The budget stalemate has also stalled nearly $600 million in state support for the University of Pittsburgh and Penn State, Temple and Lincoln universities, as well as the University of Pennsylvania’s veterinary school. If this all sounds familiar, it should as the Commonwealth is beginning to act along the lines of Illinois in terms of letting its budget problems bleed down to its educational institutions and non-profit service providers. We know how that turned out.
WESTCHESTER COUNTY MEDICAL CENTER OUTLOOK TO NEGATIVE
The Westchester County Health Care Corporation (dba Westchester Medical Center). Its main campus is leased from Westchester County. The Medical Center consists of four major facilities with 895 total beds. The major facilities comprising the Medical Center are: the main hospital in Valhalla, the Behavioral Health Center at Westchester, the Maria Fareri Children’s Hospital on the Valhalla Campus and the MidHudson Regional Hospital in Poughkeepsie, NY. Effective March 30, 2016 WCHCC entered into an affiliation agreement with HealthAlliance and WMC-Ulster, in which WMC-Ulster became the sole member of HealthAlliance.
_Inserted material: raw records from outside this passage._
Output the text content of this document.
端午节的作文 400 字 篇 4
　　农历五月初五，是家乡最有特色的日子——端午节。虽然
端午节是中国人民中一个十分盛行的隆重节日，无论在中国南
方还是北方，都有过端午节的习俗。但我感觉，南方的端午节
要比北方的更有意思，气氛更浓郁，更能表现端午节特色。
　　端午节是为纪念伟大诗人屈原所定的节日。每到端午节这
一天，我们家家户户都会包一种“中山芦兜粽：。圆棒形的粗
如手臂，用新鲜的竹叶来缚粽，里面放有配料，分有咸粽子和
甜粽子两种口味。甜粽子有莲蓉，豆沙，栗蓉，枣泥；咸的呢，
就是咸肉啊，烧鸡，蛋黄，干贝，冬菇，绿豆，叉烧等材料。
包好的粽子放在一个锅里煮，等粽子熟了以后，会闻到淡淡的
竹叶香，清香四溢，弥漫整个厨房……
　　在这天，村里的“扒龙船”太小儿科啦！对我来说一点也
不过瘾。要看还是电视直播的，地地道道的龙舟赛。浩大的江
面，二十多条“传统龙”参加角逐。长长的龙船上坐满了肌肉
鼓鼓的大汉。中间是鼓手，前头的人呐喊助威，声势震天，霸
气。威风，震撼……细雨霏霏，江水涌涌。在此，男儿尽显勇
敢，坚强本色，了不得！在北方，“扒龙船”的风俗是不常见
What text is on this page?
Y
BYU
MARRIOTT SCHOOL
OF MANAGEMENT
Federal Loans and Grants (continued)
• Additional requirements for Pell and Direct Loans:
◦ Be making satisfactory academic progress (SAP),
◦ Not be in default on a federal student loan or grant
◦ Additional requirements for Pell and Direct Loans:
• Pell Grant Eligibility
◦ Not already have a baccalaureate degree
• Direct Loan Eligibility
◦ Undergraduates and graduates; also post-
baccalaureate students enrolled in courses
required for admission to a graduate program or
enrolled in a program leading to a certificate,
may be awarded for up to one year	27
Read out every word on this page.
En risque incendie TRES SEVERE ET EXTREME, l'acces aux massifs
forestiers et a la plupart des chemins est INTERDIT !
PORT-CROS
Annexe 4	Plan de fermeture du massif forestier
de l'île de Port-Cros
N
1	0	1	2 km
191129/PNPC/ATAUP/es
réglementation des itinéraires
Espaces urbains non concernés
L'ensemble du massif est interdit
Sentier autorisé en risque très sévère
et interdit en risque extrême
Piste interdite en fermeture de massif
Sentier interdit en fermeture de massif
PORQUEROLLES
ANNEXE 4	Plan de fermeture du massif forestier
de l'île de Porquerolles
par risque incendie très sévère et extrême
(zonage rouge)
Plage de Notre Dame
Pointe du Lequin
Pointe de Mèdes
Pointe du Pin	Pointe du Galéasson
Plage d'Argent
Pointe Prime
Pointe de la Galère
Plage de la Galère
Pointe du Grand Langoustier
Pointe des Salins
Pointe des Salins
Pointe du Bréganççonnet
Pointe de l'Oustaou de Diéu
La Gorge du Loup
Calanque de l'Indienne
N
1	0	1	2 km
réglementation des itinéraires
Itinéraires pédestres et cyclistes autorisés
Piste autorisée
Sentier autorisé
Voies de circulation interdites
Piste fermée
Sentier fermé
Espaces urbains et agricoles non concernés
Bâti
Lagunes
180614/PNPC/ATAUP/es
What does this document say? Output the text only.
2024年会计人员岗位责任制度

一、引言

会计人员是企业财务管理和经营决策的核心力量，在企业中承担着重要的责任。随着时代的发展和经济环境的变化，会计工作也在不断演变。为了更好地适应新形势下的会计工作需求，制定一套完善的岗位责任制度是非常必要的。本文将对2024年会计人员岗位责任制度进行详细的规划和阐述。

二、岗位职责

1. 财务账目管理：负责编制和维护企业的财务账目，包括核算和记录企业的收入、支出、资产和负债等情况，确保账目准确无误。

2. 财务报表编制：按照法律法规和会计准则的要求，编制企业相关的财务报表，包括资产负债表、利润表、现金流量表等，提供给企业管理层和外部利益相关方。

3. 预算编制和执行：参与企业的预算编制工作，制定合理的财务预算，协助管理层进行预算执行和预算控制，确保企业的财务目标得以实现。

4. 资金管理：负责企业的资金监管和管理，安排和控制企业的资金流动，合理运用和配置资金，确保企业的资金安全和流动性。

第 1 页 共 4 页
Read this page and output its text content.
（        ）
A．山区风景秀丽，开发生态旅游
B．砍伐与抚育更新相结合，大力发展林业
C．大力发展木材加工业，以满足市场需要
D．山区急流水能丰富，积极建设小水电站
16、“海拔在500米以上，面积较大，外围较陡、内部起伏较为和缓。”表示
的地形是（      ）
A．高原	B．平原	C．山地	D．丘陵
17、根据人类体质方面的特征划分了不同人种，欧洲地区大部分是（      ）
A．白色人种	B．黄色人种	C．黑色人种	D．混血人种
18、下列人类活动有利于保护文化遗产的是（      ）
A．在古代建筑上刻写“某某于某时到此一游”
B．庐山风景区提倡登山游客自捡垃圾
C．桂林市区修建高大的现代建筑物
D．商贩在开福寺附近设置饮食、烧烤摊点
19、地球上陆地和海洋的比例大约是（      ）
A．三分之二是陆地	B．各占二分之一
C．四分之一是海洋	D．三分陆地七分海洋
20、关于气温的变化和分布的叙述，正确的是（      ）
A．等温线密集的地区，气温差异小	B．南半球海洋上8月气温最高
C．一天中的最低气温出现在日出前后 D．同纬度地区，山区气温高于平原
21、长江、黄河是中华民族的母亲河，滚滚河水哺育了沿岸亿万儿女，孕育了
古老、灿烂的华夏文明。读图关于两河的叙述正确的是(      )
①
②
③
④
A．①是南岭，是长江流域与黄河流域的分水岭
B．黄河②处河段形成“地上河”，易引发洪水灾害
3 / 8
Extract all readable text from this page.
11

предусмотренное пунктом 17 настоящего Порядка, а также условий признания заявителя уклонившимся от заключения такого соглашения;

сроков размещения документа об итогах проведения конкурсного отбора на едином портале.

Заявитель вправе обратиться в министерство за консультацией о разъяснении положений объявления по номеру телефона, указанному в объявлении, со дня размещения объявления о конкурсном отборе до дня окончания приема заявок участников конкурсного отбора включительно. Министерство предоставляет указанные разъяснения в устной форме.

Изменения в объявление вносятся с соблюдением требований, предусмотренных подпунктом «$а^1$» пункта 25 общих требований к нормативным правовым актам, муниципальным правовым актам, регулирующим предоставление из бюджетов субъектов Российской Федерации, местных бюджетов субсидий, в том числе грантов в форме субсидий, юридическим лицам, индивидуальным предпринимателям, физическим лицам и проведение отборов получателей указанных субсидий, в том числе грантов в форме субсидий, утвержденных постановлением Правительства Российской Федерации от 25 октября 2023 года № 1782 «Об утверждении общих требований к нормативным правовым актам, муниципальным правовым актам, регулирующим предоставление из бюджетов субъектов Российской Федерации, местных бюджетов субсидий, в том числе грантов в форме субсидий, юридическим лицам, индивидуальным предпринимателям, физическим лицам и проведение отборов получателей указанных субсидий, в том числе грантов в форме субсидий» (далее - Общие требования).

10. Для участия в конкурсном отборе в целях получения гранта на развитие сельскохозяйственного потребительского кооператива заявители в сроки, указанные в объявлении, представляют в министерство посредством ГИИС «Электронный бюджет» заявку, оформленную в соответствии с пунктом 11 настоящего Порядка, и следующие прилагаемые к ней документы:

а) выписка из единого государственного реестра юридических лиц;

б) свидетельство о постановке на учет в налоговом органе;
Debt is rated Baa2 by Moody’s. The change in the outlook to negative reflects weak and lower than expected liquidity and significant challenges to restoring liquidity, increasing capital spending and likely leverage, and modest margins. Liquidity at FYE 2016 was notably weaker than expected, primarily due to a delayed large Medicaid supplemental payment. Although WMC received the payment in the first quarter of 2017, liquidity declined further due to the timing of a pension contribution and a NYSNA settlement, highlighting material quarterly variability. Challenges to restoring and sustaining liquidity include unpredictability of Medicaid payments, increasing capital spending which may require equity and spending in advance of state grant reimbursement, and the potential impact of installing a new IT platform.
WMC guarantees annual debt service for CHS. CHS is comprised of Good Samaritan Hospital of Suffern, N.Y., Bon Secours Community Hospital in Port Jervis, and St. Anthony Community Hospital in Warwick. CHS’s bonds are secured by gross receivables of the obligated group, which includes the hospitals only and excludes physician-related entities.